God wants you to begin 'doing' His will by taking small steps. Maybe a thousand steps, maybe, more. Start by asking, “What will be the contribution of my life and who can I help today?”
While living in Zambia, God asked us to begin to care for orphaned and vulnerable children. We started with a simple plan to build one home to provide shelter, food, love, and education to a few children that God had brought across our path. The need was greater than we imagined and the task more complicated. As we journeyed, God brought people to help us. 20 years on, the Villages of Hope care for over 4000 children through 10 child-friendly centers providing education, nutrition, health care, and, when needed, shelter for the most vulnerable. The ministry is led by our friends Sergio and Nancy Bersaglio and it has grown beyond our dreams or imaginations. While we planted a seed, others have watered it, but God made it grow (1 Cor 3: 7 – 9). When you work in God’s field and walk in His path, He takes you where you may never have managed in your own strength.
In finding your path, ask the right (godly) people for advice. I often quote the African proverb that says, “If you want to go fast, go alone. If you want to go far, go together.” Never underestimate the impact and influence of those who are on the path alongside of you. They are generally the ones who believe in you and want God’s best for your life. Find those people and invite them along.
Following my final year of university, Cindy and I found ourselves at a crossroads, a bit confused about future direction. We went to visit Gary and Marg Foreman who I knew from their days of missionary service in Kenya. They gave generously of their time and helped us decide on our next step, a decision that we have never regretted. They helped us seek God’s wisdom and to believe that God gives wisdom generously and guides without finding fault (James 1:5).
As you walk along your God-ordained path, may I encourage you to:
Take the time to remind yourself of who God is.

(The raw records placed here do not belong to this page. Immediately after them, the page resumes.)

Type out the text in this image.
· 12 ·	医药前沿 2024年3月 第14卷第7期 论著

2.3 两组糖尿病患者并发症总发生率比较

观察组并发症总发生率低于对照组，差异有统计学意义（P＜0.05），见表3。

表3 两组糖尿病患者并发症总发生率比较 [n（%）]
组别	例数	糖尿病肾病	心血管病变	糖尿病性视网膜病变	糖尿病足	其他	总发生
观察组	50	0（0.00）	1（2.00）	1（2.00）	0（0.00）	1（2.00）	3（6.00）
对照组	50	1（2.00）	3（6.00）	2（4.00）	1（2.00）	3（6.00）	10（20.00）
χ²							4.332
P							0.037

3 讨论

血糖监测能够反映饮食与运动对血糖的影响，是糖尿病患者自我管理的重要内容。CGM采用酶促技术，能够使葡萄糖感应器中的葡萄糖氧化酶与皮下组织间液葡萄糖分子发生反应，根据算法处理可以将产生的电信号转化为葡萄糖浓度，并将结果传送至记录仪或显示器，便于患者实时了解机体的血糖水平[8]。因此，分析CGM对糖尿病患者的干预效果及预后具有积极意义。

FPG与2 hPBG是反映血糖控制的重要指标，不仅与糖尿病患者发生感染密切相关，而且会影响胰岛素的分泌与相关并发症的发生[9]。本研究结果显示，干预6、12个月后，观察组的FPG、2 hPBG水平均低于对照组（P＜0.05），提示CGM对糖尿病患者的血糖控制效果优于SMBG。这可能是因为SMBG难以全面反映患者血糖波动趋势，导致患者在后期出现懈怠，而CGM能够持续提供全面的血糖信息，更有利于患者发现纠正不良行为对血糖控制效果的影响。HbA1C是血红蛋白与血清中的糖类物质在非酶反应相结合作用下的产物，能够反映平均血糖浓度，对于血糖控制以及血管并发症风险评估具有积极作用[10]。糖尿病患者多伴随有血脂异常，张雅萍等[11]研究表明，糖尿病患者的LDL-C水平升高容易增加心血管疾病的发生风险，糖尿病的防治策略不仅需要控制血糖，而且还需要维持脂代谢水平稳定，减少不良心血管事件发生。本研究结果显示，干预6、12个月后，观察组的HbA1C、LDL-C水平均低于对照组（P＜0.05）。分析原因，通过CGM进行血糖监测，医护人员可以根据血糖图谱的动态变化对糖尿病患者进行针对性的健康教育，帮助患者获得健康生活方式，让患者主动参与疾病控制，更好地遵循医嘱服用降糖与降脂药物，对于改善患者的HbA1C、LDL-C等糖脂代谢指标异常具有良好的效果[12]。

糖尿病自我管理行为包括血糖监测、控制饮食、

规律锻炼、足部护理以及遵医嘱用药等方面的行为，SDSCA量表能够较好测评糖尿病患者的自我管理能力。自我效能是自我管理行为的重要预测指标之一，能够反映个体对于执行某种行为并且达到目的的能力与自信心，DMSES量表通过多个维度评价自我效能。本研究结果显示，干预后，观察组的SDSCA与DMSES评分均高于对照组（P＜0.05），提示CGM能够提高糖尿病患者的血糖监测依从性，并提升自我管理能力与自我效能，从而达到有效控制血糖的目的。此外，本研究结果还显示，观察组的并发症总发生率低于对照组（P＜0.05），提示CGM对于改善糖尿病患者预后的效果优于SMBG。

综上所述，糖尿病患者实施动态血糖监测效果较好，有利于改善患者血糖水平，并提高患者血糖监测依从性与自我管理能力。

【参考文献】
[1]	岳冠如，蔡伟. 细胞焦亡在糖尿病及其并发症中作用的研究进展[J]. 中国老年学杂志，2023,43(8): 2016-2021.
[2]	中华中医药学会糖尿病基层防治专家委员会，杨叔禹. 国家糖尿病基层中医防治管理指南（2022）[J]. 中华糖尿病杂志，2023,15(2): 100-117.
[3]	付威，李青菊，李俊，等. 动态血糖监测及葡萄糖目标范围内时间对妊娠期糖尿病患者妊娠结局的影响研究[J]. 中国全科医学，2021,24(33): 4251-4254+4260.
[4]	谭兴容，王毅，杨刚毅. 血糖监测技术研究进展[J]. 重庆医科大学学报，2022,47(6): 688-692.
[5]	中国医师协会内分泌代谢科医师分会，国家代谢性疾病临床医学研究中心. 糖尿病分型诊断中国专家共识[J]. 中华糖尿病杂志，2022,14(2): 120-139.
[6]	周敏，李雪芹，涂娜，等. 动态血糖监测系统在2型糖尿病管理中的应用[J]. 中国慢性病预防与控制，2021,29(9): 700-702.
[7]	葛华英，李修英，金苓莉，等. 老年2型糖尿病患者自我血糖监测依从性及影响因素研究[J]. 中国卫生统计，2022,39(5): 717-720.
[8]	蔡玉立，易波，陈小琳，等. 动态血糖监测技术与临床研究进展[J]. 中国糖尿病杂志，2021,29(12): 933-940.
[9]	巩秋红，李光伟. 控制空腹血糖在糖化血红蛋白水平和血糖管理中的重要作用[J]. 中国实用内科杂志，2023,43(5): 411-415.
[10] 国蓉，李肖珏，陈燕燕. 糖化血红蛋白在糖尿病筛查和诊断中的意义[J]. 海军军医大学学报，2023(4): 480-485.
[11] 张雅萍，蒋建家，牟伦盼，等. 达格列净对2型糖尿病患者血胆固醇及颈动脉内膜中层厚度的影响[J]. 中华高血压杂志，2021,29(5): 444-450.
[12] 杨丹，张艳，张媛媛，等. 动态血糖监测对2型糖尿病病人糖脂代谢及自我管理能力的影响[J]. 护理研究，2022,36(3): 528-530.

Experience his love for you in fresh ways.
Ask the Holy Spirit to show you a life that reflects what is best for you.
Follow your heart and take risks by stepping outside your comfort zone.
Celebrate your successes with those who have joined you on your journey towards continued growth.
And, always “do unto others as you would have them do unto you.”
Trying to find your path? Ask yourself:
1. What achievements – big and small – do I feel most proud of?
2. Where do I feel stuck?
3. Are there new opportunities that I could explore to enrich my everyday life?
4. Who can I share my thoughts with?
Murray Cornelius is the Executive Director of International Missions for PAOC. He has served in this role for the past 12 years. Murray and Cindy enjoy spending time with their two adult sons and two grandsons.